“I am going down to the office to talk it over with papa. They have asked for an immediate answer by wire. It is not necessary to tell you what the answer will be. Won’t you come with me? I’ll turn the electric fan on you while we talk shop.”

“But, Lary, won’t I be horribly in the way?”

“How could the other half of me be in the way? Don’t you see, dear, you must be with me when my father has the proudest moment of his life. This will be the antidote for all that Marksley poison in his soul.”

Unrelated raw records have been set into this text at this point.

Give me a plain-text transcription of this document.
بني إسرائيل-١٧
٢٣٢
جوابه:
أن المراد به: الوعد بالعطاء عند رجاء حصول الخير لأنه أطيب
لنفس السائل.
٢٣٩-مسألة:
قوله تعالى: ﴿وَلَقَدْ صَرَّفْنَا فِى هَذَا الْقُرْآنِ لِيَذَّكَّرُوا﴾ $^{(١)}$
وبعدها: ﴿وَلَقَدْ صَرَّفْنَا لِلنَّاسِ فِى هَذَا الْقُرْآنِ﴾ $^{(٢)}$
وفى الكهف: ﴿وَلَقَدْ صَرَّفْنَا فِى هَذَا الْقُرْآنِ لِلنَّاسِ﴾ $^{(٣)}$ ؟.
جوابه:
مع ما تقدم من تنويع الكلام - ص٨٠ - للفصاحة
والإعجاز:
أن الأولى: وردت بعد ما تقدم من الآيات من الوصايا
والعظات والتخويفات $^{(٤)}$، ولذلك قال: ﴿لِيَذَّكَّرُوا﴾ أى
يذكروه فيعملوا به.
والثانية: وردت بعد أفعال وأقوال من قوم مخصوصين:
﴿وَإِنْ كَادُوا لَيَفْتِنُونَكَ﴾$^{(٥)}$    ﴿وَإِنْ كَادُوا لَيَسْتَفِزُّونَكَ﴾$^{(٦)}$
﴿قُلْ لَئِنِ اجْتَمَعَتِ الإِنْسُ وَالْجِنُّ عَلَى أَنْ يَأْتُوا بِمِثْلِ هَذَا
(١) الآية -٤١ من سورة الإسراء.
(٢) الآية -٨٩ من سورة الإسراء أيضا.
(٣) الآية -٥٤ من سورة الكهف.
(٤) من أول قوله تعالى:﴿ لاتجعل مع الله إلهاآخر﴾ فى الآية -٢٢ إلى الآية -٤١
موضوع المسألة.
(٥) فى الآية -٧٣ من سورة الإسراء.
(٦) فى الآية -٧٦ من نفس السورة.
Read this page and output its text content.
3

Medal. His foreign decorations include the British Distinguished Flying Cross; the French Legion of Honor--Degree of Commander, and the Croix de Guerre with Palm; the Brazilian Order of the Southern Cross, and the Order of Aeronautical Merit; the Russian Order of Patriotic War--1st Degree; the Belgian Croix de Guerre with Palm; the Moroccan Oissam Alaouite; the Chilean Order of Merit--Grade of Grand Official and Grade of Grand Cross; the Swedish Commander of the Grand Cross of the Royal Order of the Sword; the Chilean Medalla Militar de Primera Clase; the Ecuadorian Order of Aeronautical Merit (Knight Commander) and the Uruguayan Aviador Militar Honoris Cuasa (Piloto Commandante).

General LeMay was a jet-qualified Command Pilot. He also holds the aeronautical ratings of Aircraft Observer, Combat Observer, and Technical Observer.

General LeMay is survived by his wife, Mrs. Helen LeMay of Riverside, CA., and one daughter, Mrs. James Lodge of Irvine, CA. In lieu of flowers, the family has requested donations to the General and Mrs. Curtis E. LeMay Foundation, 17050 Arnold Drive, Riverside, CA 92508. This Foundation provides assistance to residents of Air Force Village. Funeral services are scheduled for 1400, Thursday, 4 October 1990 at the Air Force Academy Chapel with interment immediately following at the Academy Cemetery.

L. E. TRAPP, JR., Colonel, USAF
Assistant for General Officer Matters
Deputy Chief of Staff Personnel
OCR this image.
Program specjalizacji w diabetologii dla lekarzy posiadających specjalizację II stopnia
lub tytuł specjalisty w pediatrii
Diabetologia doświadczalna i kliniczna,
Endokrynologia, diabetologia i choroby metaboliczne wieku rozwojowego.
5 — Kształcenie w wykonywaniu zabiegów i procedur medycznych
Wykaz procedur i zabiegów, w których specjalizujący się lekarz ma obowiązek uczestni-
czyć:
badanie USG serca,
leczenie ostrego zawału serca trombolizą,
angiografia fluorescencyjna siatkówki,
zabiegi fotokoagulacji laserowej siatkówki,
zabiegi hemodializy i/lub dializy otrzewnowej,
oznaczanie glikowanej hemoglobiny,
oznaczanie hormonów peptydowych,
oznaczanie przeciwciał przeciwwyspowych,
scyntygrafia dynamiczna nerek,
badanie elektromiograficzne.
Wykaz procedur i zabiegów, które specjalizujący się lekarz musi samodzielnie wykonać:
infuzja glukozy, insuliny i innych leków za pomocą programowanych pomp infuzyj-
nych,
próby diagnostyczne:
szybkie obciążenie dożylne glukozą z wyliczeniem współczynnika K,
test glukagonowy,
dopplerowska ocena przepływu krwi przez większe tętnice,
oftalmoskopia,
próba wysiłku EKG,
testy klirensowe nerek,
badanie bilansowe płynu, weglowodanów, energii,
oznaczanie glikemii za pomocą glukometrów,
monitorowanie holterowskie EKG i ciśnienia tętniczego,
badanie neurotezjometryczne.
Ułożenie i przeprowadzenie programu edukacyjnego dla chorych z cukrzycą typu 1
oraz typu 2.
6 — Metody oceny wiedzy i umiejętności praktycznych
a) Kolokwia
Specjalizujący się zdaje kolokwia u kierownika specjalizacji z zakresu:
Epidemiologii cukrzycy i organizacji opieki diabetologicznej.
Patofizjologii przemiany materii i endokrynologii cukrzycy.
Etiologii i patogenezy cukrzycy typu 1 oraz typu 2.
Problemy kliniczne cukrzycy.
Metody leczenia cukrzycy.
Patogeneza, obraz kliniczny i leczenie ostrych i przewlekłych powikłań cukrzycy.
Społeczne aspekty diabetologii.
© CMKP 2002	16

XXI The Cloud on the Horizon

I

That night Theodora wrote a long letter to her mother. It was devoted almost wholly to Lary’s triumph. The following week the Bromfield Sentinel heralded on its front page the news of Mr. Larimore Trench’s latest artistic success. The florid paragraph hinted of other successes. One must not infer that the designing of a New York millionaire’s country home was a novel experience to the brilliant young architect, whose parents were natives of Bromfield. The item ended with the announcement that Mrs. David Trench was a guest in the home of her brother, “the Honourable T. J. Larimore.”

“Whew! we’d better confiscate this thing before Lary sees it,” Eileen ejaculated. “Mamma always could pull the long bow; but she pretty near overshot herself this time. You’d think Lary was a corporation.”

“Would Sylvia be vexed?” Judith asked. Sylvia was out riding with Dr. Schubert when the garrulous sheet left the postman’s hand.